Setting the tone for the rest of his tournament, Muller provided the assist for the German’s first goal of the tournament against Australia. The German later got on the score-sheet himself. After scoring the third goal in the routing of the Aussies, Muller secured the routing of England in the first phase of the knockout stages by providing an assist for Lukasz Podolski’s emphatic finish and by finishing two incisive counterattacks.
Those breakaways became typical of Germany’s display in the latter stages and Muller was again involved in the side’s extirpation of Argentina.
The striker’s success coming inside from a wide position was indicative of how forwards were used throughout the World Cup and it’s clear to see why as the 4-2-3-1 and its similar variations were almost universally employed by the sides reaching towards the pinnacle of the competition. If anyone was still skeptical of forcing strikers out of their regular central position, consider them convinced by the laudable conduct of this promising young forward.
And you thought Muller was only good at Corners.
Once again the Spain and Barcelona hit-man has proven irrepressible on the grand international stage. Euro 2008’s top goal-scorer again made his indelible mark with another 5 goals, narrowly missing out on taking home the Golden Boot again.
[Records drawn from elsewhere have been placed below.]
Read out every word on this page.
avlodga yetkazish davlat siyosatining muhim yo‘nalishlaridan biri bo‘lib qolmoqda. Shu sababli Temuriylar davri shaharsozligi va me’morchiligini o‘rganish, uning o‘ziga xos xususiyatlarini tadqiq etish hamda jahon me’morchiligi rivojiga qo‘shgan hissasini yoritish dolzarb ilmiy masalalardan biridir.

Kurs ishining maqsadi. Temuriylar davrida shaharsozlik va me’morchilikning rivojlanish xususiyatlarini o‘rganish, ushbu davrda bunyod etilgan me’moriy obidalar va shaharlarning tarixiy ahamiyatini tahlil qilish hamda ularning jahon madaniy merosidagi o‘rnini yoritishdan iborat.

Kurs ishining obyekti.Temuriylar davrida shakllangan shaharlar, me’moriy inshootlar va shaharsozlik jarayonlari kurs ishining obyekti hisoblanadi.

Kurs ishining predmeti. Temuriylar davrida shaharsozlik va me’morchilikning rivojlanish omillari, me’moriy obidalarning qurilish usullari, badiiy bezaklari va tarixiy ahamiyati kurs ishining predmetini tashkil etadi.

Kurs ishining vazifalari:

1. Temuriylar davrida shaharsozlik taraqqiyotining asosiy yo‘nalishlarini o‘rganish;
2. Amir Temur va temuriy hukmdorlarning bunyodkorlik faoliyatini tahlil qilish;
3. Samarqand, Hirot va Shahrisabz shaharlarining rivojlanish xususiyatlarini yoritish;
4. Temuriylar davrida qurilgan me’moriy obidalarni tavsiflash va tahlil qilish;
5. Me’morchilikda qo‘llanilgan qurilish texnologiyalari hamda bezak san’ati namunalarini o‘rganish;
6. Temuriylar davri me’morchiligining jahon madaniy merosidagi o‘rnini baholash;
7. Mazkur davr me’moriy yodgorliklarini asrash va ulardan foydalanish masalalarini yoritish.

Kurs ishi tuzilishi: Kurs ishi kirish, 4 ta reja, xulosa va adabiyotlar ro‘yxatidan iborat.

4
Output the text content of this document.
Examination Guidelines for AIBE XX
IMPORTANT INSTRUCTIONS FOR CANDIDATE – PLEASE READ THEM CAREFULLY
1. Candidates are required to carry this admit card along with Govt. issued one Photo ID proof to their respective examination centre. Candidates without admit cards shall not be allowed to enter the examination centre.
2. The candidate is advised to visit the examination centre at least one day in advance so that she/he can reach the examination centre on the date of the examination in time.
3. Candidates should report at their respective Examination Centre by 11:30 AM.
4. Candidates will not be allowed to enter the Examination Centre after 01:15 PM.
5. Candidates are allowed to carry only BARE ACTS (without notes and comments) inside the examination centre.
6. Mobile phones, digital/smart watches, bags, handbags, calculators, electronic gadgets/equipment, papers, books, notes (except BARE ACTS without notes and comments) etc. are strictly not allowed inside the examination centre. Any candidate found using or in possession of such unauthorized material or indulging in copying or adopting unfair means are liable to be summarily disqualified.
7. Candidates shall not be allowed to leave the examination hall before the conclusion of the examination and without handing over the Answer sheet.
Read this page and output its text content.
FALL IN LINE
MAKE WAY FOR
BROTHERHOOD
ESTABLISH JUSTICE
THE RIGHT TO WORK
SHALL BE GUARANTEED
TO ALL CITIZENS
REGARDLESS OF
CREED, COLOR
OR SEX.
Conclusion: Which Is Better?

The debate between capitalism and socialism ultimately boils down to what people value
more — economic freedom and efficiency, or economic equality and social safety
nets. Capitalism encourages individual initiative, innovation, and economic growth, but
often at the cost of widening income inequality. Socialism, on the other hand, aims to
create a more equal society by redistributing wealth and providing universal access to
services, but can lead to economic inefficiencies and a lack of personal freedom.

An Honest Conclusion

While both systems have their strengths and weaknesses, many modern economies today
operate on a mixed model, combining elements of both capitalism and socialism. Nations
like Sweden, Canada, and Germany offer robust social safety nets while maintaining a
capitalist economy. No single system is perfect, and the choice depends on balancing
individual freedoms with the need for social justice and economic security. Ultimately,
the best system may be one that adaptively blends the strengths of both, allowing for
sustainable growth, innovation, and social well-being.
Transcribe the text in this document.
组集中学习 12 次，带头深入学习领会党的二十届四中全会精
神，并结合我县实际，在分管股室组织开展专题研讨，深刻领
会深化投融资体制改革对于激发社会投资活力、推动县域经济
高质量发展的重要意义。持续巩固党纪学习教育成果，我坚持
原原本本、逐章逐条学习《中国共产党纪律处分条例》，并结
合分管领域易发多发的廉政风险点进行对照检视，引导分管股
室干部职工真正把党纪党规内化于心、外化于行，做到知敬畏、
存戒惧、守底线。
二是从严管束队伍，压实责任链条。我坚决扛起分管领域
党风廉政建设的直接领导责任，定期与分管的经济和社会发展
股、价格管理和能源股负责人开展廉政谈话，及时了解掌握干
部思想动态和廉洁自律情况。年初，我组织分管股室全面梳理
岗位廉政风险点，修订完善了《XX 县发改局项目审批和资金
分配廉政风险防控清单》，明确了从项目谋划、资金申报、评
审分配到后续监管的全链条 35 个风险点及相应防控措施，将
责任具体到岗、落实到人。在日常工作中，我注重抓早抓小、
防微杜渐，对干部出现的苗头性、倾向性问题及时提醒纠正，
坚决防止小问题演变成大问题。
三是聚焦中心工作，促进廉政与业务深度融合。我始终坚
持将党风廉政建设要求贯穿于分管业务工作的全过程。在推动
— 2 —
Villa’s industry and commitment whether patrolling the left flank or spearheading the attack, has been vital to Spain’s campaign for world domination. Although successfully tamed in his first game against the Swiss, the 28-year-old sprang into life against Honduras with a fantastic goal, cutting inside from the left, leaving two men for dead, circumnavigating a third and, falling, firing the ball into the roof of the net. Villa scored again in that game against Honduras, a deflected shot from just outside the area, and had the opportunity to make it a hat-trick from the spot on the 63rd minute. Reflecting back on the tournament, Villa will probably believe that that miss from 12 yards cost him the prestigious prize that every striker aspires for.
In the knockout stages, the Spaniard popped up again to score two vital goals against neighbours Portugal and Paraguay. With the Spanish having their efficiency in front of goal debated, Villa demonstrated that it only takes one mistake, one opening or one opportunity for Vicente Del Bosque’s side to grab victory.